The most confusing and initially intimidating thing about most roleplaying games are the "Rules". Basically whenever a character makes a difficult action, such as jumping across a gap, starting a fight or trying to charm another character, you have to somehow decide the outcome.

Each player has a piece of paper called a "character sheet", on which are recorded lists of attributes which describe things about the character: how strong they are, how good looking, how charming, what skills they have and how good they are at them.

For most tasks, in most types of game, there is a Random element. Outcomes are decided by rolling dice. How well the character does depends on the level of the character's physical and personal skills.

For example, in the White Wolf system that I most use, a characters attributes are rated out of 5. For example, a character with a strength of 3 is just above average, and gets 3 dice to roll.

There are many different systems and many different sets of rules, but this is basically how it works.

 

Different types of game

Today there are a vast array of different worlds and scenarios in which games are played: become an X-files-like investigator in the classic "Call of Cthulu" - based on H P Lovecraft's 1920s horror stories; future science-fiction games like those set in the "Star Wars" and "Star Trek" universes; cyberpunk alternate realities like "ShadowRun"; funny games like "Paranoia" - set in a hysterical post-Apocalyptic world, or Marvel Superheroes (which can be very funny); and then, (cue drum-roll), there is the "World of Darkness" - White Wolf's series of adult gothic-horror games - one of which is Vampire: the Masquerade.

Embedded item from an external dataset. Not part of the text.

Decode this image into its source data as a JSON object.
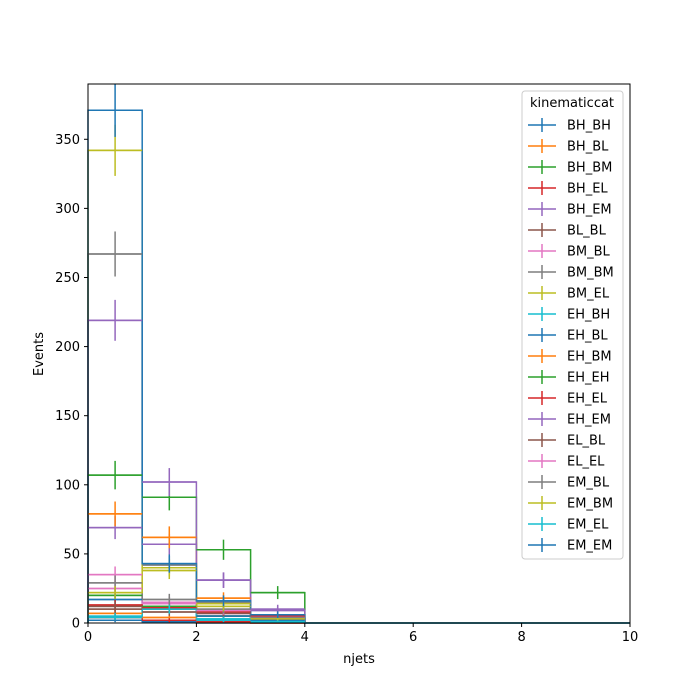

Vampire can be a deep and emotionally intense experience when played well. As the game-book blurb says, it is "a story-telling game of personal horror", in which there is much more emphasis on telling a good story, rather than winning or losing. Each character, if played well, is not just a set of numbers who has been conjured up for a particular game session. He or she should be a real, rounded character, as in a good film or book - he or she has a personal history, ways of speaking, thinking, acting.

 

The kind of roleplaying experience I enjoy contains characters who arereal and believable people, rather than two-dimensional cartoons.

Give your character parents, family, friends, emotions, motivations, hopes, fears, strengths and weaknesses. A really good Vampire character (who is not necessarily undead, even), should not just be an emotionless killing machine - it just doesn't provide an interesting story. Well... not necessarily. A purely evil character like this can provide an interesting contrast to other, more human characters, but they're boring from a Storytelling perspective.

 

Basically, the reason I roleplay is to explore emotions, to develop real characters and a depth of feeling for whether your character succeeds or fails. For me, thats what its really all about.